Fluvial discharge and sea-level changes controlling black shale deposition during the Paleocene-Eocene Thermal Maximum in the Dababiya Quarry section, Egypt

摘要

The formation of black shales along the Tethyan margins at the Paleocene-Eocene Thermal Maximum ("PETM"; similar to 55 Ma) may have been an important feedback mechanism to reduce the warming by excess carbon burial. However, the detailed evolution of sediment redox conditions during this event is still poorly constrained. We address this issue by a high-resolution mineralogical and geochemical investigation of the outer neritic Dababiya Quarry PETM section in Central Egypt, which serves as the Global boundary Stratotype Section and Point for the base of the Eocene. There, the base of the PETM beds corresponds to the onset of sediment lamination indicative of oxygen-deficiency at the seafloor.

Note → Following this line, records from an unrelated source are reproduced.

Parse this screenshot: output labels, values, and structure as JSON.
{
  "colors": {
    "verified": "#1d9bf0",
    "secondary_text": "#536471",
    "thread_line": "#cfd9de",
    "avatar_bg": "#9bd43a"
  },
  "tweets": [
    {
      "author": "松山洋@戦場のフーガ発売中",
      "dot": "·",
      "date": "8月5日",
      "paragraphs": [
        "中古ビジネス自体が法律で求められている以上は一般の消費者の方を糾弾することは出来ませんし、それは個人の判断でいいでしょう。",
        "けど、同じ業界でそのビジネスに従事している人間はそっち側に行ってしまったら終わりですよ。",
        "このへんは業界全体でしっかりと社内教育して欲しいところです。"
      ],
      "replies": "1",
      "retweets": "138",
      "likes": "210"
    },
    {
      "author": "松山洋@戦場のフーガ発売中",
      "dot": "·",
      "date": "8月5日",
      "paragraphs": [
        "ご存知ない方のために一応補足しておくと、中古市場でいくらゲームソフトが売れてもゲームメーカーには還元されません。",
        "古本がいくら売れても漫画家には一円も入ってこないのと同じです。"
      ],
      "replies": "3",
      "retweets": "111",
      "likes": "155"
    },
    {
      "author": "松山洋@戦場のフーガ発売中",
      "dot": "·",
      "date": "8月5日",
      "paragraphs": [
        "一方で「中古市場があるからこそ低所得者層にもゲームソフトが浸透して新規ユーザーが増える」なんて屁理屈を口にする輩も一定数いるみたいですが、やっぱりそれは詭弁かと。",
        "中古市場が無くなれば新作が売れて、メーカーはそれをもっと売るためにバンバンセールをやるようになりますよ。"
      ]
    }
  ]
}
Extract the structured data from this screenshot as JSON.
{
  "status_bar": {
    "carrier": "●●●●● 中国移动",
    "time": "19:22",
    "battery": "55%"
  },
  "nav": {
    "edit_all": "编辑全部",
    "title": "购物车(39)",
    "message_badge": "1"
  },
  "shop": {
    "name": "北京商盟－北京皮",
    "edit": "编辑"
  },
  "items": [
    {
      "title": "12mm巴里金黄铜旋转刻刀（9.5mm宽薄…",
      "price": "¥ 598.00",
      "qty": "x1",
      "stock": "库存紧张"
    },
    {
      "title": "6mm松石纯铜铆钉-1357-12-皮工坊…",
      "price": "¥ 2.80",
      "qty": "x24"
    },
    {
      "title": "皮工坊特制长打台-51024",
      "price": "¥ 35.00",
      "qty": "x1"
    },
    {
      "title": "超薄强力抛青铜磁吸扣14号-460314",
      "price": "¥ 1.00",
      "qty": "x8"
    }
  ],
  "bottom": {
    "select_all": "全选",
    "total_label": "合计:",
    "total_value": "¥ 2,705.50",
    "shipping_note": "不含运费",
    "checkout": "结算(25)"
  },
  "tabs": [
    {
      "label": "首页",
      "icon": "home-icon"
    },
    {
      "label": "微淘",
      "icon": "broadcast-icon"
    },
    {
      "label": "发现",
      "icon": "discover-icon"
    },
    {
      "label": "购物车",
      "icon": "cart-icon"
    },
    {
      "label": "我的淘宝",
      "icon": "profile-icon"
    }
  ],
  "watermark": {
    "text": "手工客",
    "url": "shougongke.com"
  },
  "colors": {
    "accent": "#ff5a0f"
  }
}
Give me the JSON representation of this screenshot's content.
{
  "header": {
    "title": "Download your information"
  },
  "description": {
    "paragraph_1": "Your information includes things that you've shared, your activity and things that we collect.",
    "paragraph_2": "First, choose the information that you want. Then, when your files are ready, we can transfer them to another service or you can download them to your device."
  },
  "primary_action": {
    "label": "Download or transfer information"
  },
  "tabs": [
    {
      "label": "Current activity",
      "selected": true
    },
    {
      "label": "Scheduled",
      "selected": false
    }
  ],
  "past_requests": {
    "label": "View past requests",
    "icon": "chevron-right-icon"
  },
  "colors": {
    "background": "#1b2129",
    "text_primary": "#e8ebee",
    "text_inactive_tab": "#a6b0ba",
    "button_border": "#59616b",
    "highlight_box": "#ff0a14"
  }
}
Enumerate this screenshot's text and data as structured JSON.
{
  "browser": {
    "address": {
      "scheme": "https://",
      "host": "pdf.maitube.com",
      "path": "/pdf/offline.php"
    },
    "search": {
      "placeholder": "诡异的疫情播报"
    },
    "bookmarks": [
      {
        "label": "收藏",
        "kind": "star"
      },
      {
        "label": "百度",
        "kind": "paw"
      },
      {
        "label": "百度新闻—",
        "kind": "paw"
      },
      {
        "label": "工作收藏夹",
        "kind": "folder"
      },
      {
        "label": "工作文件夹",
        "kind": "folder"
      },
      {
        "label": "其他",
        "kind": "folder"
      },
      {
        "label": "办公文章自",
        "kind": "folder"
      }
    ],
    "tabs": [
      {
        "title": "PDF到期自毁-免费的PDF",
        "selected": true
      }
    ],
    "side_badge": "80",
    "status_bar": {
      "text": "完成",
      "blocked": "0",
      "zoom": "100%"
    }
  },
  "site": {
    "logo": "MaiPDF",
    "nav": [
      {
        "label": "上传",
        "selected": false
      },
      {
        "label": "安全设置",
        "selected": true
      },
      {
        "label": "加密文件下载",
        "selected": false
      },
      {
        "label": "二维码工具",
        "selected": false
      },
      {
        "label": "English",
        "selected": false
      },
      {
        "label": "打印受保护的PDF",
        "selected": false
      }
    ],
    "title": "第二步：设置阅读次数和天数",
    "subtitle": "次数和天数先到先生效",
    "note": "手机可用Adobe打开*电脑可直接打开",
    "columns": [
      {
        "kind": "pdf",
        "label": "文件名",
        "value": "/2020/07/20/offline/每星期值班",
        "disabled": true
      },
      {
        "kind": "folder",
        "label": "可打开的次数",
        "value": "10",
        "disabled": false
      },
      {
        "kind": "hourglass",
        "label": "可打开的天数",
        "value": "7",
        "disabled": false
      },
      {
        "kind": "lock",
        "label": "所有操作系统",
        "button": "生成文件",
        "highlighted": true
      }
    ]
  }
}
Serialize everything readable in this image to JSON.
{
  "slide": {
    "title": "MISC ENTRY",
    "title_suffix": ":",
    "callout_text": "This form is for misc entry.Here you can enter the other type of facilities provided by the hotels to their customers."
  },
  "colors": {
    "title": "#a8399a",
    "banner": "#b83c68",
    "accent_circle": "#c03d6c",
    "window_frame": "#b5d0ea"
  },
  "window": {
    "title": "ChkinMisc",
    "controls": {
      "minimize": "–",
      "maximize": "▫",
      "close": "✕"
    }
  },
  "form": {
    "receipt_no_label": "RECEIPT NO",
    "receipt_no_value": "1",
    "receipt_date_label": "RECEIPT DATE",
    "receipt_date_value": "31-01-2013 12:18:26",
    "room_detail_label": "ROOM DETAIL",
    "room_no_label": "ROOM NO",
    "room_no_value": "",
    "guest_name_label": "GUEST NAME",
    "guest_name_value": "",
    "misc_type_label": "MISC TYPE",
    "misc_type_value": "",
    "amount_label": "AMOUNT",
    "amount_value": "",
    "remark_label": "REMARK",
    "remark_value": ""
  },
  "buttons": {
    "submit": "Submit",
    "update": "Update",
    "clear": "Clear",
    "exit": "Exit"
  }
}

The absence of calcium carbonate and a major increase in phyllosilicate abundance and change in detritus-sensitive trace elements is indicative of severe carbonate dissolution in addition to enhanced fluvial input, erosion of coastal low lands, and deposition during low or slightly rising sea level. Subsequently, fully anoxic conditions were established for a short period during the peak phase of the PETM as recorded by the strong relative enrichment of redox-sensitive trace elements and organic carbon compared to background sediments. The decoupling of the Fe and Mo contents from the detrital fraction may even indicate that euxinic conditions existed with free hydrogen sulfide in the water column. Concurrent to the onset of anoxia, high carbonate and quartz contents as well as high elemental ratios of Si/Al suggest a major drop of siliciclastic sediment supply (sediment starvation), most likely caused by a rapid sea level rise. The final recovery phase of the PETM is associated with a progressive restoration of the pre-PETM siliciclastic sedimentation, temporary (seasonal) anoxic to dysoxic conditions, and high phosphorus enrichment, followed by carbonate-dominated sedimentation and the return to well-oxygenated conditions.